Edamame is often found in the frozen section and hummus is refrigerated. When shopping for peanut butter, look for options with just peanuts and salt (optional). Avoid products with added sugar or palm oil.

Nuts and Seeds

  • Almonds and almond butter
  • Brazil nuts
  • Cashews and cashew butter
  • Chia seeds
  • Flax seeds
  • Hazelnut
  • Hemp seeds
  • Pecans
  • Pine nuts
  • Pistachios
  • Sunflower seeds and sunflower seed butter
  • Tahini
  • Walnuts

Why they’re good for you: We often think of nuts and seeds as a source of healthy fats (and they are), but they’re also a good source of fiber and protein. For instance, a serving of pistachios has 6 grams of plant-based protein (the same amount found in an egg) and chia seeds have 5 grams. Nuts and seeds are also a source of different nutrients, depending on the type—walnuts, hemp seeds, and flax seeds all contain omega-3 fatty acids, while almonds are a good source of vitamin E.

What to look for: When buying whole nuts, avoid products that have been roasted in oil (versus dry-roasted). Also, skip options that are heavily salted or overly sweetened. When it comes to nut butter, the ingredients should be simple—just the nut or seed and salt (optional).
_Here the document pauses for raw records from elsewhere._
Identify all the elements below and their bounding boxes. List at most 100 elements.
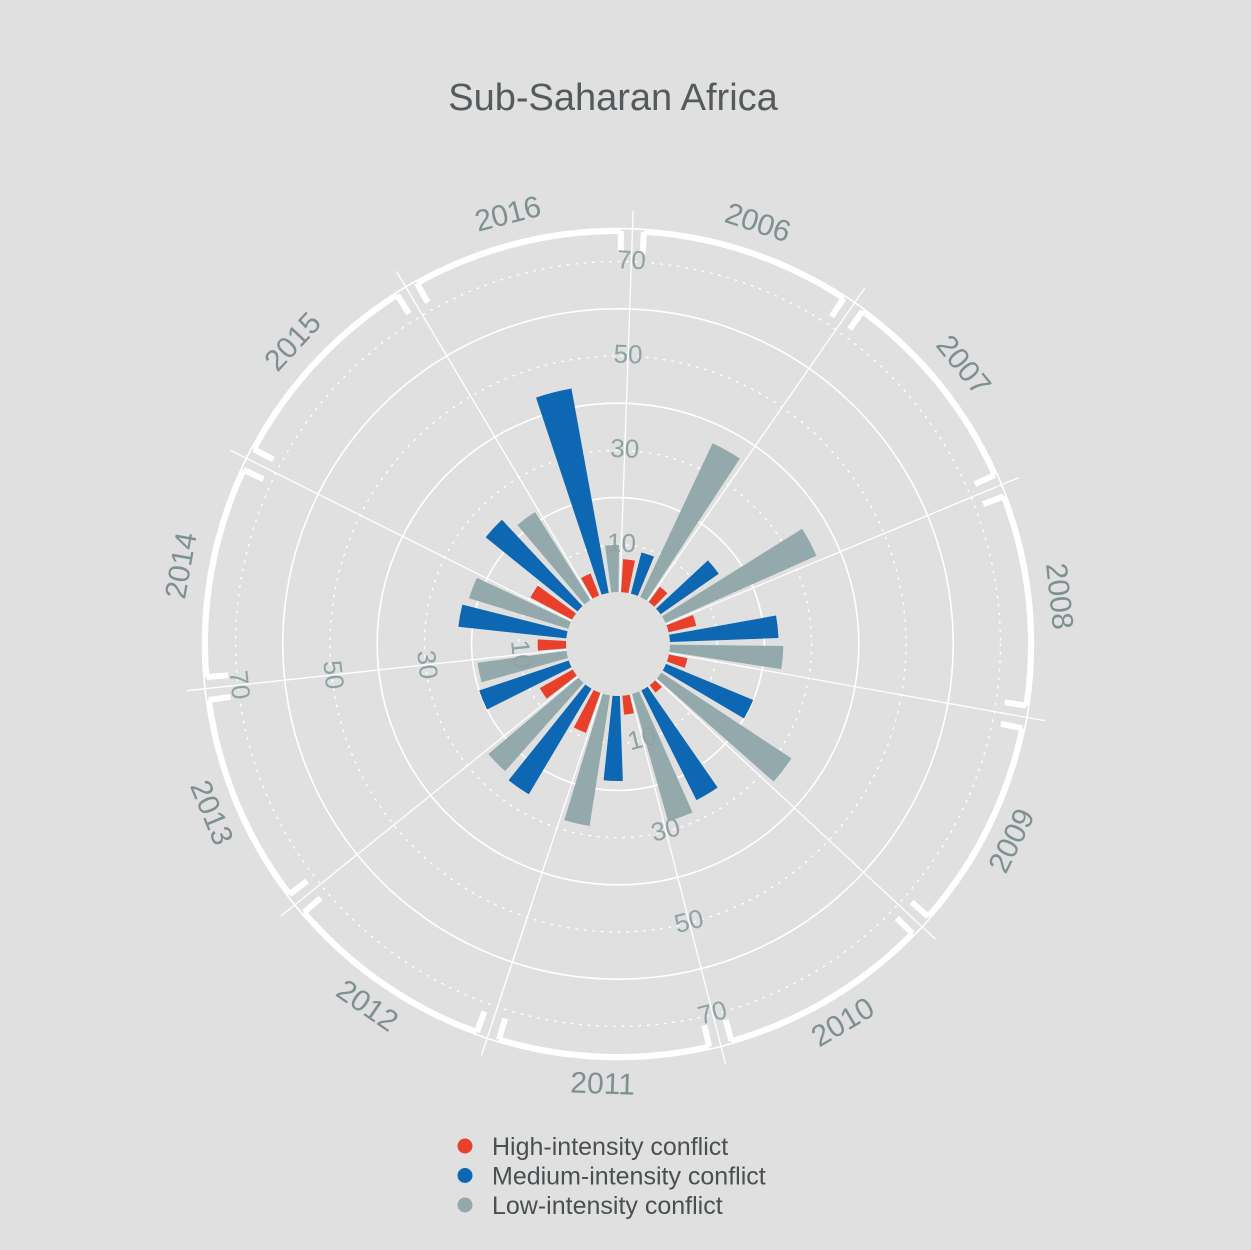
year-arc-2008 (1000, 495, 1034, 707)
year-arc-cap (206, 672, 229, 680)
bar-2010-medium (641, 686, 718, 801)
year-arc-cap (909, 899, 931, 919)
grid-spoke (669, 652, 1045, 722)
chart-title: Sub-Saharan Africa (448, 77, 778, 119)
bar-2008-low (669, 644, 784, 670)
radial-tick-label: 10 (505, 638, 538, 670)
legend-marker (457, 1138, 473, 1154)
bar-2015-high (530, 585, 576, 620)
year-arc-cap (829, 296, 847, 319)
bar-2016-medium (536, 388, 609, 595)
year-arc-cap (701, 1024, 713, 1048)
year-arc-2006 (643, 228, 846, 301)
radial-tick-label: 70 (695, 994, 730, 1030)
year-arc-cap (894, 915, 915, 936)
radial-tick-label: 50 (613, 339, 643, 370)
year-arc-cap (982, 493, 1005, 508)
grid-spoke (229, 449, 572, 622)
legend-label: Low-intensity conflict (492, 1192, 723, 1220)
year-labels: 2006200720082009201020112012201320142015… (159, 190, 1079, 1102)
grid-spoke (280, 676, 578, 917)
year-arc-cap (252, 446, 275, 463)
bar-2009-medium (662, 663, 754, 719)
year-arc-cap (474, 1010, 488, 1034)
legend-marker (457, 1168, 473, 1183)
year-label-2016: 2016 (472, 190, 545, 239)
bars-group (458, 388, 817, 826)
bar-2007-high (648, 586, 668, 607)
grid-ring (376, 402, 860, 886)
year-arc-cap (302, 895, 323, 915)
bar-2012-high (573, 689, 601, 733)
radial-tick-labels: 10 30 50 70 10 30 50 70 10 30 50 70 (223, 244, 730, 1030)
bar-2014-high (537, 639, 567, 651)
radial-tick-label: 70 (223, 669, 256, 701)
grid-spoke (655, 678, 936, 940)
bar-2006-low (640, 443, 740, 601)
year-label-2012: 2012 (330, 973, 404, 1038)
grid-spoke (647, 287, 866, 602)
legend-marker (457, 1197, 473, 1213)
grid-spoke (630, 694, 727, 1065)
grid-spoke (619, 210, 634, 593)
bar-2010-low (632, 691, 693, 822)
bar-2010-high (649, 680, 662, 693)
year-arcs (202, 228, 1034, 1060)
grid-ring (281, 307, 955, 981)
radial-tick-label: 50 (671, 903, 706, 939)
year-arc-2016 (415, 228, 621, 286)
legend: High-intensity conflictMedium-intensity … (457, 1133, 766, 1220)
year-arc-2007 (860, 308, 998, 477)
grid-ring (470, 496, 766, 792)
grid-spoke (665, 477, 1019, 625)
bar-2011-high (622, 694, 634, 715)
bar-2011-low (564, 693, 610, 826)
year-arc-cap (496, 1017, 509, 1041)
grid-ring-dotted (234, 260, 1002, 1028)
bar-2011-medium (603, 695, 623, 781)
grid-spoke (187, 648, 567, 692)
year-arc-cap (208, 693, 232, 703)
grid-spoke (395, 271, 592, 600)
year-arc-cap (242, 467, 265, 482)
year-arc-cap (1004, 699, 1027, 709)
radial-tick-label: 30 (411, 649, 444, 681)
radial-tick-label: 50 (317, 659, 350, 691)
radial-tick-label: 10 (607, 527, 637, 558)
year-label-2006: 2006 (721, 197, 795, 249)
year-arc-cap (973, 472, 997, 487)
bar-2012-low (488, 677, 584, 772)
radial-tick-label: 30 (610, 433, 640, 464)
bar-2009-low (656, 672, 792, 782)
year-arc-cap (287, 878, 309, 897)
bar-2013-high (539, 669, 577, 699)
grid-ring-dotted (423, 449, 813, 839)
year-arc-2013 (205, 699, 292, 897)
year-arc-cap (1000, 720, 1023, 732)
year-arc-2015 (251, 292, 399, 451)
year-label-2014: 2014 (159, 530, 203, 602)
bar-2013-low (477, 650, 568, 683)
year-arc-2014 (202, 468, 247, 678)
radial-tick-label: 10 (624, 720, 659, 756)
polar-grid (187, 210, 1045, 1065)
bar-2007-low (662, 528, 817, 623)
grid-ring-dotted (518, 544, 718, 744)
bar-2008-high (666, 615, 697, 633)
year-label-2007: 2007 (929, 329, 997, 402)
bar-2014-low (469, 577, 571, 629)
bar-2008-medium (669, 615, 779, 643)
year-arc-2011 (498, 1036, 710, 1060)
radial-tick-label: 70 (616, 244, 646, 275)
bar-2014-medium (458, 604, 568, 639)
bar-2006-high (621, 559, 635, 594)
year-label-2008: 2008 (1039, 561, 1079, 631)
bar-2009-high (666, 654, 688, 668)
radial-tick-label: 30 (648, 811, 683, 847)
bar-2007-medium (656, 560, 719, 615)
year-label-2015: 2015 (258, 306, 328, 377)
bar-2015-medium (485, 519, 583, 612)
legend-label: High-intensity conflict (492, 1133, 728, 1161)
center-hole (567, 593, 669, 695)
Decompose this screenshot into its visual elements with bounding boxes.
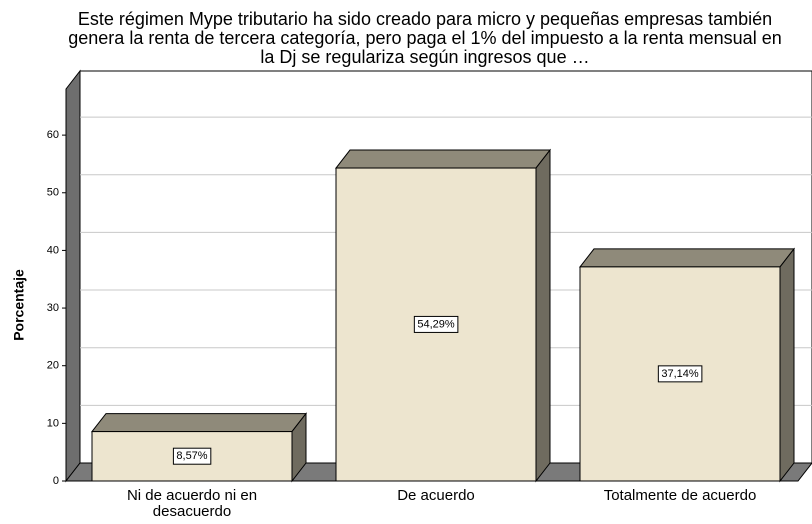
y-tick-label: 20 bbox=[47, 360, 59, 372]
value-label: 8,57% bbox=[176, 450, 207, 462]
value-label-box bbox=[172, 447, 212, 465]
bar-top bbox=[578, 248, 796, 268]
bar-top bbox=[334, 149, 552, 169]
bar-side bbox=[779, 247, 795, 483]
y-tick-label: 40 bbox=[47, 244, 59, 256]
y-tick-label: 30 bbox=[47, 302, 59, 314]
value-label-box bbox=[413, 315, 459, 333]
bar-top bbox=[90, 413, 308, 433]
chart-title: Este régimen Mype tributario ha sido cre… bbox=[68, 9, 782, 67]
left-wall bbox=[65, 69, 81, 483]
y-tick-label: 0 bbox=[53, 475, 59, 487]
y-axis-label: Porcentaje bbox=[11, 269, 27, 341]
y-tick-label: 50 bbox=[47, 187, 59, 199]
value-label: 37,14% bbox=[661, 368, 699, 380]
y-tick-label: 10 bbox=[47, 417, 59, 429]
value-label: 54,29% bbox=[417, 318, 455, 330]
y-tick-label: 60 bbox=[47, 129, 59, 141]
value-label-box bbox=[657, 365, 703, 383]
x-tick-label: De acuerdo bbox=[397, 487, 475, 504]
x-tick-label: Ni de acuerdo ni en desacuerdo bbox=[126, 487, 258, 520]
bar-side bbox=[535, 148, 551, 483]
x-tick-label: Totalmente de acuerdo bbox=[603, 487, 757, 504]
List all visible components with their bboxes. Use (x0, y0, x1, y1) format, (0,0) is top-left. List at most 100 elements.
Avoid nut and seed butter with added sugar or palm oil.

Dairy and Egg Alternatives

  • Non-dairy milk
  • Plant-based yogurt
  • Plant-based cheese
  • Dairy-free butter
  • Dairy-free cream cheese
  • Egg alternatives

Why they’re good for you: Non-dairy milk can be a good source of protein and calcium and/or vitamin D if fortified. Some yogurts provide protein as well, along with probiotics. When it comes to cheeses and butter, they’re not necessarily nutritious, but they do help make following a plant-based diet easier, especially if you’re new to this way of eating.

What to look for: When shopping for non-dairy milk and yogurt, look for options with minimal added sugars—unsweetened and plain are best, respectively. They should have protein added, too, about 5 grams or more per serving. With cheeses and butter, look for products with minimal ingredients and those that use healthier sources of fat and oils like nuts, avocados, and olive oil.

Related: The Best Non-Dairy Milks to Buy

Meat Alternatives

  • Tofu
  • Tempeh
  • Plant-based burgers

Why they’re good for you: These plant-based meat alternatives are typically lower in saturated fat compared to animal proteins, especially red meat. They’re also an easy way to get a large dose of protein.

What to look for: You want to look for products that are as minimally processed as possible. The burger options should be enjoyed more sparingly. The bulk of your plant-based diet should come from whole foods.

Related: Is the Impossible Burger Healthy?

Snacks

Why they’re good for you: Snacks are great for holding you over between meals and are an opportunity to add in more nourishing foods and nutrients. Look for options that help you meet your fruit and vegetable quote or perhaps they increase your protein intake. Sometimes, snacks help to fill a craving and there are healthier options to do this, too.

What to look for: It depends on the snack, but in general, look for products that are low in added salt and saturated fat and have minimal added sugars as well.

Related: 9 Protein-Packed Plant-Based Snacks to Try

Freezer Section

  • Fruit
  • Vegetables
  • Entrees
  • Breakfast items
  • Bread and Dough
  • Dessert

Why good for you: Frozen foods can save you time and cut down on food waste, especially when it comes to fruits and vegetables. Frozen produce is already washed and in most cases, chopped, and it can last for months in the freezer. Frozen entrees can save you if you’re in a pinch and there are many plant-based breakfast items to be enjoyed on occasion. The same goes for dessert, while not necessarily nutritious, they can certainly be enjoyed from time to time.

What to look for: Avoid fruits and vegetables that are packed in syrups or sauces. They can be high in sodium or added sugar. Entrees can be high in sodium, too. Aim for a product with less than 30% of your daily sodium needs (if you’re enjoying it as a meal). Try to keep desserts simple. Built-in portion control, like with the mochi and popsicles is helpful, too.